Hélène, une écrivaine à succès est violée alors qu'elle est animatrice dans un camp d'ados. Elle ne dit rien ou presque et ne porte pas plainte. Sa famille, puis un gendarme l'exhortent à conserver le secret. Plus tard, à l'occasion d'un salon, elle est attirée par un jeune auteur, Léo, avec lequel elle partage une nuit d'amour. Quelques années plus tard, elle identifie son agresseur. Elle se retrouve sur le point de témoigner contre lui à son procès. Dans l'attente de son témoignage, enfermée dans une chambre d'hôtel, armée de ses cigarettes, les souvenirs, les dommages irréparables sur son psychisme et sur sa construction de femme, sa confiance, sa capacité d'aimer ou d'être heureuse remontent à la surface et la submergent. Elle écrit alors une longue lettre à son jeune amant d'une nuit et ne lui cache rien.
Le passé enfoui à grands efforts de caractère et d'obéissance rejoint le présent qui la fait vaciller et la fait douter de la solidité de cette vie parallèle qu'elle s'est efforcée de construire derrière les lézardes profondes que cet accident a causées. Fauchée à la base de sa construction, de femme, d'amoureuse, d'amante elle s'efforce de révéler les dommages de cette vie en double. Cet exercice de vérité, de sincérité intime, de mise à nu de son traumatisme est ciselé dans une plume-scalpel, précise, chirurgicale, aussi glaçante qu'intense. Aucun mot de trop, on ne peut en changer aucun. Ils sont tous indispensables, nécessaires, justes et à leur place. Aucun terme déplacé, violent, malaisant et pourtant l'intensité des souffrances est profondément sincère.
La vérité nue de la confession épistolaire confère à la cruauté inconcevable de ces quelques 10 lignes consacrées réellement à ce moment où tout bascule, une élégance presque provoquante, mais épargne le lecteur de tout déballage indécent.

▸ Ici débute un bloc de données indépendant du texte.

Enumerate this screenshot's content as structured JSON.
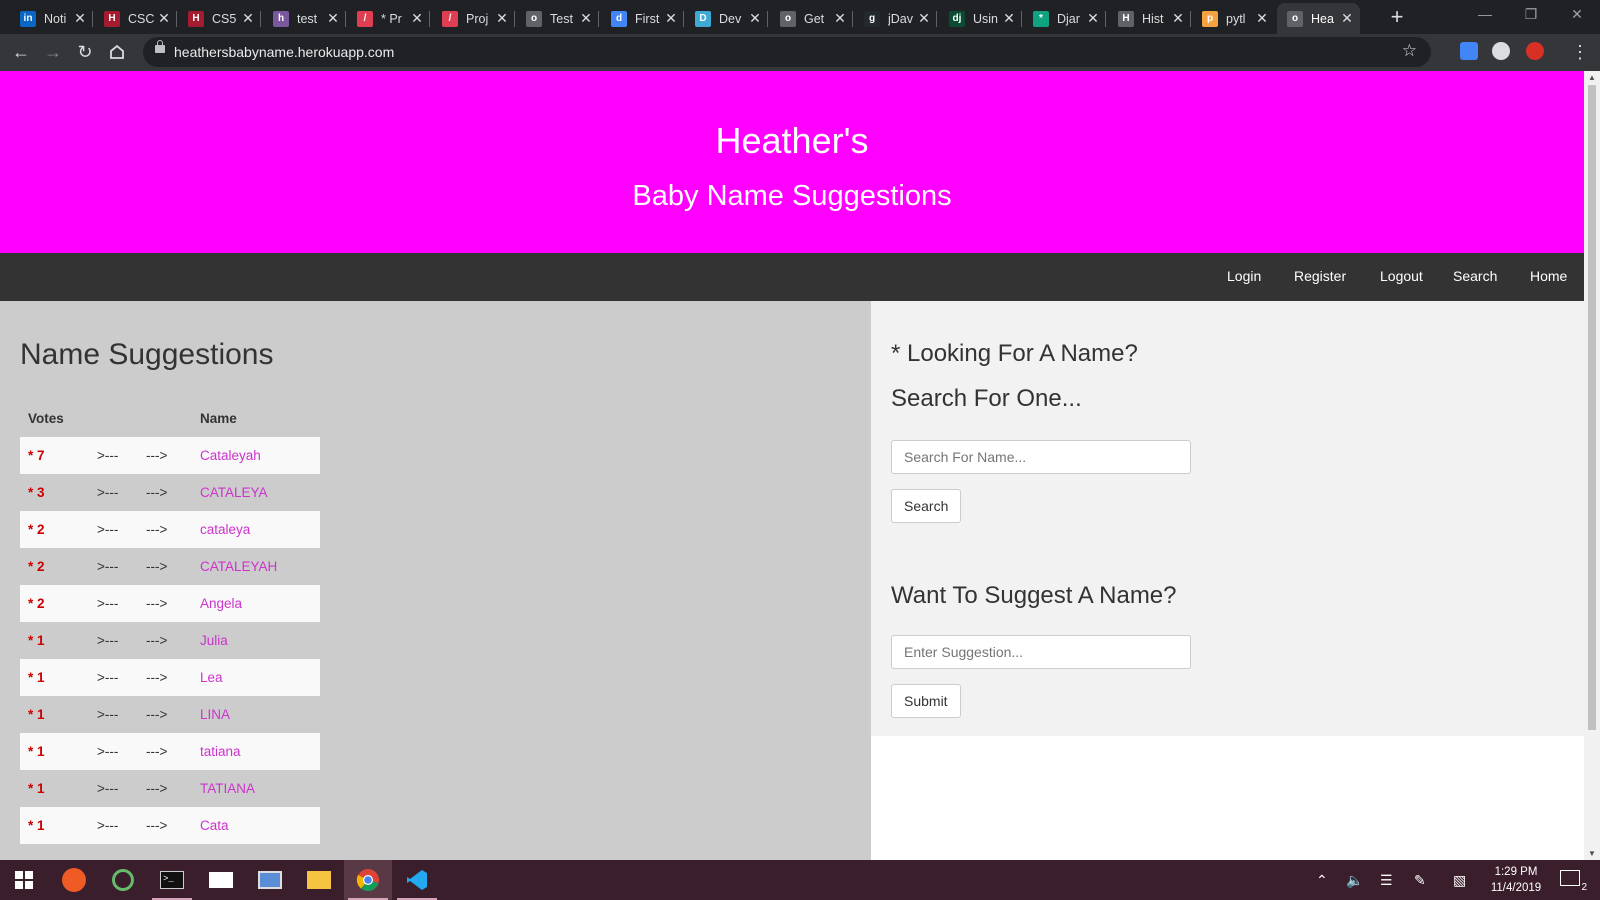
{
  "browser": {
    "tabs": [
      {
        "title": "Noti",
        "icon": "linkedin-icon",
        "color": "#0a66c2",
        "glyph": "in"
      },
      {
        "title": "CSC",
        "icon": "harvard-icon",
        "color": "#a51c30",
        "glyph": "H"
      },
      {
        "title": "CS5",
        "icon": "harvard-shield-icon",
        "color": "#a51c30",
        "glyph": "H"
      },
      {
        "title": "test",
        "icon": "heroku-icon",
        "color": "#79589f",
        "glyph": "h"
      },
      {
        "title": "* Pr",
        "icon": "pen-icon",
        "color": "#e03e52",
        "glyph": "/"
      },
      {
        "title": "Proj",
        "icon": "pen-icon",
        "color": "#e03e52",
        "glyph": "/"
      },
      {
        "title": "Test",
        "icon": "globe-icon",
        "color": "#5f6368",
        "glyph": "o"
      },
      {
        "title": "First",
        "icon": "doc-icon",
        "color": "#4285f4",
        "glyph": "d"
      },
      {
        "title": "Dev",
        "icon": "box-icon",
        "color": "#3fa9d5",
        "glyph": "D"
      },
      {
        "title": "Get",
        "icon": "globe-icon",
        "color": "#5f6368",
        "glyph": "o"
      },
      {
        "title": "jDav",
        "icon": "github-icon",
        "color": "#24292e",
        "glyph": "g"
      },
      {
        "title": "Usin",
        "icon": "django-icon",
        "color": "#0c4b33",
        "glyph": "dj"
      },
      {
        "title": "Djar",
        "icon": "openai-icon",
        "color": "#10a37f",
        "glyph": "*"
      },
      {
        "title": "Hist",
        "icon": "history-icon",
        "color": "#5f6368",
        "glyph": "H"
      },
      {
        "title": "pytl",
        "icon": "python-icon",
        "color": "#f4a340",
        "glyph": "p"
      },
      {
        "title": "Hea",
        "icon": "globe-icon",
        "color": "#5f6368",
        "glyph": "o"
      }
    ],
    "url": "heathersbabyname.herokuapp.com"
  },
  "header": {
    "title": "Heather's",
    "subtitle": "Baby Name Suggestions"
  },
  "nav": {
    "login": "Login",
    "register": "Register",
    "logout": "Logout",
    "search": "Search",
    "home": "Home"
  },
  "suggestions": {
    "heading": "Name Suggestions",
    "col_votes": "Votes",
    "col_name": "Name",
    "arrow_left": ">---",
    "arrow_right": "--->",
    "rows": [
      {
        "votes": "* 7",
        "name": "Cataleyah"
      },
      {
        "votes": "* 3",
        "name": "CATALEYA"
      },
      {
        "votes": "* 2",
        "name": "cataleya"
      },
      {
        "votes": "* 2",
        "name": "CATALEYAH"
      },
      {
        "votes": "* 2",
        "name": "Angela"
      },
      {
        "votes": "* 1",
        "name": "Julia"
      },
      {
        "votes": "* 1",
        "name": "Lea"
      },
      {
        "votes": "* 1",
        "name": "LINA"
      },
      {
        "votes": "* 1",
        "name": "tatiana"
      },
      {
        "votes": "* 1",
        "name": "TATIANA"
      },
      {
        "votes": "* 1",
        "name": "Cata"
      }
    ]
  },
  "search": {
    "title_line1": "* Looking For A Name?",
    "title_line2": "Search For One...",
    "placeholder": "Search For Name...",
    "button": "Search"
  },
  "suggest": {
    "title": "Want To Suggest A Name?",
    "placeholder": "Enter Suggestion...",
    "button": "Submit"
  },
  "taskbar": {
    "time": "1:29 PM",
    "date": "11/4/2019",
    "notifications": "2"
  },
  "colors": {
    "hero": "#ff00ff",
    "navbar": "#333333",
    "vote": "#cc0000",
    "name_link": "#cc33cc"
  }
}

Le traumatisme d'Hélène surgit, sans avoir été traité, comme un diable de sa boîte. Seules les distances qu'elle a imposées à son « nouveau monde » (l'alcool, les amants, la provocation…et la lettre, ultime distance avec cet amant charmant loin de sa chambre d'hôtel) lui ont permis de construire malgré tout, pour avancer, pour donner le change, pour faire comme on lui a dit, mais surtout pour faire comme elle peut avec ce qui lui reste d'elle. Totalement bouleversant!

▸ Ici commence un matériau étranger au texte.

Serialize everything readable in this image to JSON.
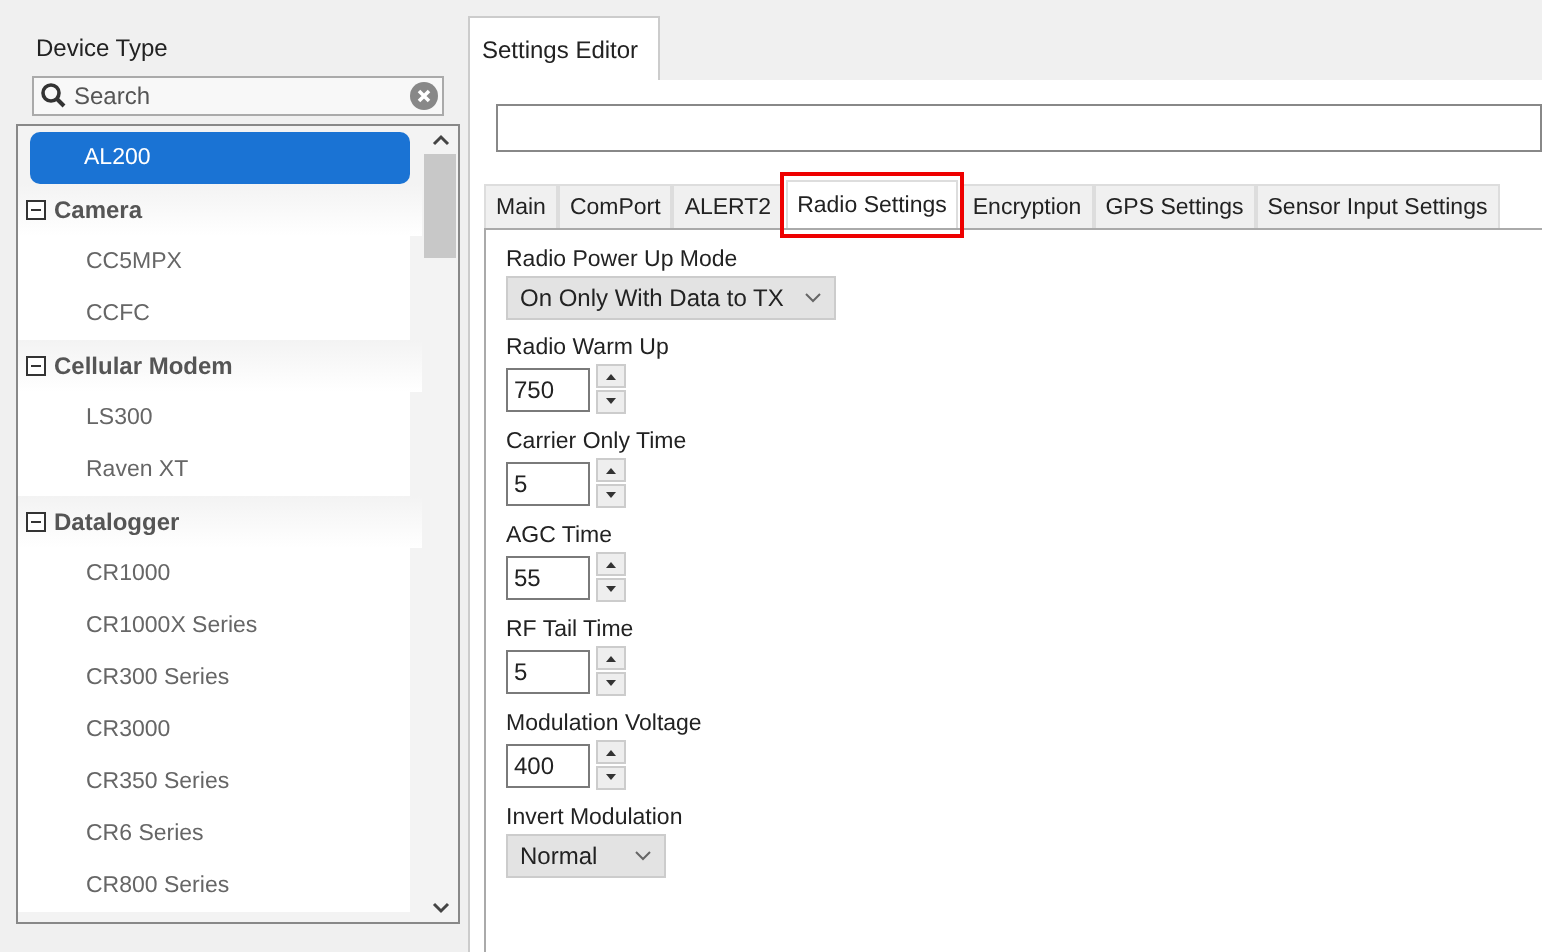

Ce roman est aussi un thriller ; un criminel est sur le point d'être jugé. La fin vous coupe le souffle et les jambes, dernier coup de lame.
Une lecture, intense, profonde, forte et bouleversante.
Difficile de dire que j'ai aimé. J'ai reçu ce livre comme un uppercut et j'en conserve l'hématome profondément tatoué à l'âme.
A lire incontestablement et à faire lire.